Schmerz“ ist das zentrale Wort dieses Romans, der im Original „Jerusalem“ heißt. Morgens um vier steht Mylia, ehemalige Insassin einer psychiatrischen Klinik, vor einer verschlossenen Kirche. Ist es eine vage religiöse Sehnsucht oder eine nahende Ohnmacht, die sie am Portal rütteln lässt? Und rühren ihre ständigen Bauchschmerzen von einer Zwangssterilisation her? Zur selben Zeit macht sich der kriegsversehrte Hinnerk Obst auf den Weg, ebenso wie den Arzt und Holocaust-Forscher Theodor Busbeck, Mylias Ex-Mann, der Wunsch nach schneller sexueller Erfüllung umtreibt. Und da wäre schließlich noch Ernst Spengler, der seiner früheren Geliebten Mylia zur Hilfe eilt. Er ist der Vater ihres behinderten Sohnes Kaas.

Vier einsame, verzweifelte Menschen führt Gonçalo M. Tavares in seiner existenzialistischen Nocturne zusammen, um ihre diagonal verlaufenden Lebenswege zu kreuzen; am Ende steht ein Mord. Tavares geht es um einen möglichst düsteren Widerhall aller Diktaturen, die Europa im 20. Jahrhundert erlitten hat. So ist auch der Kontext des Buches, das jäh von Komik zu Grauen und wieder zurück schaltet, überzeitlich und überörtlich.

Nur Mitteleuropa lässt sich lokalisieren, wovon die deutsch-niederländischen Namen zeugen, allen voran Ernst Spengler, eine Art Großneffe von Oswald nach dem längst erfolgten Untergang des Abendlandes. Doch auf Interpretationen will sich Gonçalo M. Tavares keinesfalls festlegen. 1970 in der damaligen portugiesischen Kolonie Angola geboren, unterrichtet er an der Universität von Lissabon Erkenntnistheorie und gilt als einer der bedeutendsten jüngeren Schriftsteller seines Landes. José Saramago prophezeite ihm bereits den Nobelpreis.

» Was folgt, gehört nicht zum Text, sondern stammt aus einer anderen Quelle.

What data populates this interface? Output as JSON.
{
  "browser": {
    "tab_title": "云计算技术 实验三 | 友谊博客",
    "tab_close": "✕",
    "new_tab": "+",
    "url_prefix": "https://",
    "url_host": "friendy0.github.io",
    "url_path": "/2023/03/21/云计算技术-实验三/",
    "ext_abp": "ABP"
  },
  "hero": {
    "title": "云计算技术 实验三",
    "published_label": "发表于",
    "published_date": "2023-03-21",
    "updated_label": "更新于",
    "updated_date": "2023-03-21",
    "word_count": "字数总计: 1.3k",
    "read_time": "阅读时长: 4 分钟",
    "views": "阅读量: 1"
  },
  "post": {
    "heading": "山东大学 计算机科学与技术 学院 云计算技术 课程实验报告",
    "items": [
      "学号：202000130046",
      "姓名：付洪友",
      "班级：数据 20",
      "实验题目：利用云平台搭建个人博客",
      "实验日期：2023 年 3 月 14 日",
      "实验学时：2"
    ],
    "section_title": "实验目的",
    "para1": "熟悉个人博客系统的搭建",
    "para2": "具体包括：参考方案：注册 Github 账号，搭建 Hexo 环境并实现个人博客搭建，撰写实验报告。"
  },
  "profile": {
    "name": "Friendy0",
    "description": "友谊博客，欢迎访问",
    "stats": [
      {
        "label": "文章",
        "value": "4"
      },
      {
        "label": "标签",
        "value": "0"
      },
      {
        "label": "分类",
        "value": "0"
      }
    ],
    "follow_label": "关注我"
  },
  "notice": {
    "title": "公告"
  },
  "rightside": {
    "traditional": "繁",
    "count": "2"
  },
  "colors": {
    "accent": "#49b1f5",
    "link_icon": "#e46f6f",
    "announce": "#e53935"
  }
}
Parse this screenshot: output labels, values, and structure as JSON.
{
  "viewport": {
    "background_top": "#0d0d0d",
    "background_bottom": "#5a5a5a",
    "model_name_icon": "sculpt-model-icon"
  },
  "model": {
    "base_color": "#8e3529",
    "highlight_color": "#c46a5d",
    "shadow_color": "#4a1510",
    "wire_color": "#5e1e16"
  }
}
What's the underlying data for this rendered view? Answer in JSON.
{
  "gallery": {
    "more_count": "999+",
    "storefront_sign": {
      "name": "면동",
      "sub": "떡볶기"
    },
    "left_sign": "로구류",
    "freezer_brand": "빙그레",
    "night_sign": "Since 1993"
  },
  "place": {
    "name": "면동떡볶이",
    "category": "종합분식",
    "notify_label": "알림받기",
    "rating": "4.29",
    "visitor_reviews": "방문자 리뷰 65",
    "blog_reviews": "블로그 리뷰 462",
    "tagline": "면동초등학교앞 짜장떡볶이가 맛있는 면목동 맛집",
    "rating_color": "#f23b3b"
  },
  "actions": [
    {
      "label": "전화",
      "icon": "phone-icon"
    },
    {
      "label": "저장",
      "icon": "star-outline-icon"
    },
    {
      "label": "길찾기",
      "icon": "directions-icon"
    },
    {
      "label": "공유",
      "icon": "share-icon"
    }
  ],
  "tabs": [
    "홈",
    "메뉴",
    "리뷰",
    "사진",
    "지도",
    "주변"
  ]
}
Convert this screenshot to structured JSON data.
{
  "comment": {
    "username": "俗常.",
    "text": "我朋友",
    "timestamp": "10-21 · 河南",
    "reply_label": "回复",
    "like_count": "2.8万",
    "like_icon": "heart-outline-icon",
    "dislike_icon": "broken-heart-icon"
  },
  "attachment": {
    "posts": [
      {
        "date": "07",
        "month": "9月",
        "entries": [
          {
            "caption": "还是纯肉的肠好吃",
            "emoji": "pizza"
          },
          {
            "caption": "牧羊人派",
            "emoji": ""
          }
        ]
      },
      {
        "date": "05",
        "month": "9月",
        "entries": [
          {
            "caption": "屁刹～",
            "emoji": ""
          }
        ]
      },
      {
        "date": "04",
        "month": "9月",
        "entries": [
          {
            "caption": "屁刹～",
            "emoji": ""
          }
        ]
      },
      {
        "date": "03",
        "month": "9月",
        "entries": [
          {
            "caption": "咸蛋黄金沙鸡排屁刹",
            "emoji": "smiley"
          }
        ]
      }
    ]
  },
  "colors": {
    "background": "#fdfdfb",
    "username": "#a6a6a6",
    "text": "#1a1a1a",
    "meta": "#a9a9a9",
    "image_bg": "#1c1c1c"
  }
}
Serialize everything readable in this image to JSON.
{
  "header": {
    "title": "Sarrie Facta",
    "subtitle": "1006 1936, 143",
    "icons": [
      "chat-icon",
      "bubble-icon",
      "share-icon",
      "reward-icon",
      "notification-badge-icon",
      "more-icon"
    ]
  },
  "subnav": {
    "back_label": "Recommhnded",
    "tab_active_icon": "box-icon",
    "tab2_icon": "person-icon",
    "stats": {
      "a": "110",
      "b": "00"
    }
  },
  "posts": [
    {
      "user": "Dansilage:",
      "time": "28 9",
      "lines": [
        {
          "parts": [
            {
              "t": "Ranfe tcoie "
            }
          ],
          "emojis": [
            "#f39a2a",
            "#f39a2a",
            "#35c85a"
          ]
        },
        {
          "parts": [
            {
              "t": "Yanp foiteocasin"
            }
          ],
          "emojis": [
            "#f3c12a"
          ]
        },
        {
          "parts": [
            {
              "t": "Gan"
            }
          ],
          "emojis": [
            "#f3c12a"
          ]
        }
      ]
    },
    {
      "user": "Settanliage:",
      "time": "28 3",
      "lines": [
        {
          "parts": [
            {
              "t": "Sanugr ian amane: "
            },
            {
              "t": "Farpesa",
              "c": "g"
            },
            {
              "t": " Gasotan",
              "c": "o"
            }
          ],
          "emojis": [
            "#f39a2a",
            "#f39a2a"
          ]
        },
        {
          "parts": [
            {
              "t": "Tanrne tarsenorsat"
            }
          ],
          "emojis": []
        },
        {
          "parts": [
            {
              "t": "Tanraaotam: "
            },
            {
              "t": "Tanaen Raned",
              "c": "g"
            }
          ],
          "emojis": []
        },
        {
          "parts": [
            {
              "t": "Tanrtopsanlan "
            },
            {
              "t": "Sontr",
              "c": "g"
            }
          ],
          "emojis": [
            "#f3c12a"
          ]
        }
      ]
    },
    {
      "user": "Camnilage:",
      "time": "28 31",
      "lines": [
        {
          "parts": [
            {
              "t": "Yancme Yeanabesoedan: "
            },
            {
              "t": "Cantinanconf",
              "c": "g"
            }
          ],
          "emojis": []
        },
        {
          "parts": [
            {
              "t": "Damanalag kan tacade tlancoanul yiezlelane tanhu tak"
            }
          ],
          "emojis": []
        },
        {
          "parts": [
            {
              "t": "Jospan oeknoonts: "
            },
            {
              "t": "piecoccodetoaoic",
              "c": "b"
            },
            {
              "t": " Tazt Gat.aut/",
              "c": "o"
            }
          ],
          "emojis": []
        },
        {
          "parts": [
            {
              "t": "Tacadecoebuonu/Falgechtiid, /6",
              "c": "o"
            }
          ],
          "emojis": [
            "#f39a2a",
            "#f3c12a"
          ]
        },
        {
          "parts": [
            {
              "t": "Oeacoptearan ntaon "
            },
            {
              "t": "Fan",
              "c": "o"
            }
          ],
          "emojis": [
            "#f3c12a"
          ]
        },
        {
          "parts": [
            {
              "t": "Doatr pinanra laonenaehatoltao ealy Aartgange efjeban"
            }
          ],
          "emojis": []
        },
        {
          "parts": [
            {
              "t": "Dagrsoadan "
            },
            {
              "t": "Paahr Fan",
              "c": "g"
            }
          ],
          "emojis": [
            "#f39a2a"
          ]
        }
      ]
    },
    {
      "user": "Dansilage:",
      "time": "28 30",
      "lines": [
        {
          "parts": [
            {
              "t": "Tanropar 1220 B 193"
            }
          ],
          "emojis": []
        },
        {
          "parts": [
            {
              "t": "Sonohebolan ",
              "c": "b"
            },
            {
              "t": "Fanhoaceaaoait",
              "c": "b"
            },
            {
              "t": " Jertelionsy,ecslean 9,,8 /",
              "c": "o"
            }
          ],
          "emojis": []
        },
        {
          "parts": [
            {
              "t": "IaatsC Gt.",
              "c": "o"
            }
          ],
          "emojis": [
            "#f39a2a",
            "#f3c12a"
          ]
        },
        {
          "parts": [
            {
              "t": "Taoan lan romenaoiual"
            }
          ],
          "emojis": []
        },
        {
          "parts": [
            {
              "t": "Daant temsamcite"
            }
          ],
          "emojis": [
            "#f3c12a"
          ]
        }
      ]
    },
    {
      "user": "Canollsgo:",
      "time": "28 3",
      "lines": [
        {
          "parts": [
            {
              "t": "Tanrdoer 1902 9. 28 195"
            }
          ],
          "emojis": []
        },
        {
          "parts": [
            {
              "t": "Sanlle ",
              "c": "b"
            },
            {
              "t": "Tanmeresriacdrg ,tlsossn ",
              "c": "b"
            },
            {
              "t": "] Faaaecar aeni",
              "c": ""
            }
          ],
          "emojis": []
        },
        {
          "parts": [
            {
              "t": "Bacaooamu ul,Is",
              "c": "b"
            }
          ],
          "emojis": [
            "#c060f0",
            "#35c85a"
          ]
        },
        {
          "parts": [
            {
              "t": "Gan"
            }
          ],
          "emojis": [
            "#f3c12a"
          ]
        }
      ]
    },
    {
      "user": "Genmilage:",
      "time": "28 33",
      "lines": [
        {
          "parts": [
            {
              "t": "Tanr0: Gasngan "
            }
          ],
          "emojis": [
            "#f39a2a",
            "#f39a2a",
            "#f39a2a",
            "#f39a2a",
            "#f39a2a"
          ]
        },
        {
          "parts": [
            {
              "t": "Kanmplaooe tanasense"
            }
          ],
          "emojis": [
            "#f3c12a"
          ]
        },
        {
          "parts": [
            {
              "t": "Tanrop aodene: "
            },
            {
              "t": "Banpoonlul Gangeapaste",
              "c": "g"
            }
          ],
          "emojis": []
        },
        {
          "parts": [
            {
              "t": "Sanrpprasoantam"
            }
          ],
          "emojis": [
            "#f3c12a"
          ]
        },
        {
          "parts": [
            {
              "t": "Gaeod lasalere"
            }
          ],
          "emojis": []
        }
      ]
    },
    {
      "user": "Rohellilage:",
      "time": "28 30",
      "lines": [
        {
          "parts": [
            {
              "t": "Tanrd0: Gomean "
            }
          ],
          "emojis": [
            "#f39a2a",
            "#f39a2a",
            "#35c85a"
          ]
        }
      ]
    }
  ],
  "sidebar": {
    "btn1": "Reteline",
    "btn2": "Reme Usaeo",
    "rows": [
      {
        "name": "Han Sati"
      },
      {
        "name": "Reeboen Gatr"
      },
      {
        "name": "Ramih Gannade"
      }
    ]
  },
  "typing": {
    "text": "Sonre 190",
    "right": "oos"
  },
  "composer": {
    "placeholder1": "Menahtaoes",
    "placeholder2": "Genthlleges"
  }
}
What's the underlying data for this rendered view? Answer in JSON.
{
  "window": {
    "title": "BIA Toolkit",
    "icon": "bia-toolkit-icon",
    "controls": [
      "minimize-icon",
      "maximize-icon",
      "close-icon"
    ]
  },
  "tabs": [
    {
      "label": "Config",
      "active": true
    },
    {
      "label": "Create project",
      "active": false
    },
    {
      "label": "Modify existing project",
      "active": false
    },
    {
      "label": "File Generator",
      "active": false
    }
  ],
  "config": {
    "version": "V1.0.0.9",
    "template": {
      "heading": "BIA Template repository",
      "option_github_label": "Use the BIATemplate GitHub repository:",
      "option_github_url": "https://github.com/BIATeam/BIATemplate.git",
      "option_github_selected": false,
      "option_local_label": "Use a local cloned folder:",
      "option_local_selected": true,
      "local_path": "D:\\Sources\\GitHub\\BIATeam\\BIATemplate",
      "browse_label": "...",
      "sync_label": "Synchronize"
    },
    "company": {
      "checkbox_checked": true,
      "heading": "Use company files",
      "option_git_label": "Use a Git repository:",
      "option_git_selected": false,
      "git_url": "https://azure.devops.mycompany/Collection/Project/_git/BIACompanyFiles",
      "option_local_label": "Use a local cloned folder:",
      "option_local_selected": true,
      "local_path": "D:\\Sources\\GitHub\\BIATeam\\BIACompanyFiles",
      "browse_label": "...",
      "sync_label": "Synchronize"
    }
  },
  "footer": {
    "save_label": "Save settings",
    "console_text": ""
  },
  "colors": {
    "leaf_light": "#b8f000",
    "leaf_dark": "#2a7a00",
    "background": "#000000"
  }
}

Irgendwo zwischen Franz Kafka, Witold Gombrowicz und den Marx Brothers angesiedelt, wagt Tavares in seiner Romantetralogie „O Reino“ (Das Reich) ein literarisches Fazit des 20. Jahrhunderts und seiner exorbitanten Gewalttaten, die sich in den psychischen Blessuren der Nachkommen fortsetzen. „Die Versehrten“, Band drei von „O Reino“, lässt sich aber auch als atheistische Heilsgeschichte verstehen. Endlich ist Tavares, der dezidierte Mitteleuropäer vom westlichen Rand des Kontinents, auch auf Deutsch zu lesen. Katrin Hillgruber

Gonçalo

M. Tavares:

Die Versehrten.

Roman. Aus dem

Portugiesischen von Marianne Gareis. Deutsche Verlags-Anstalt, München 2012. 240 Seiten, 19,99 €.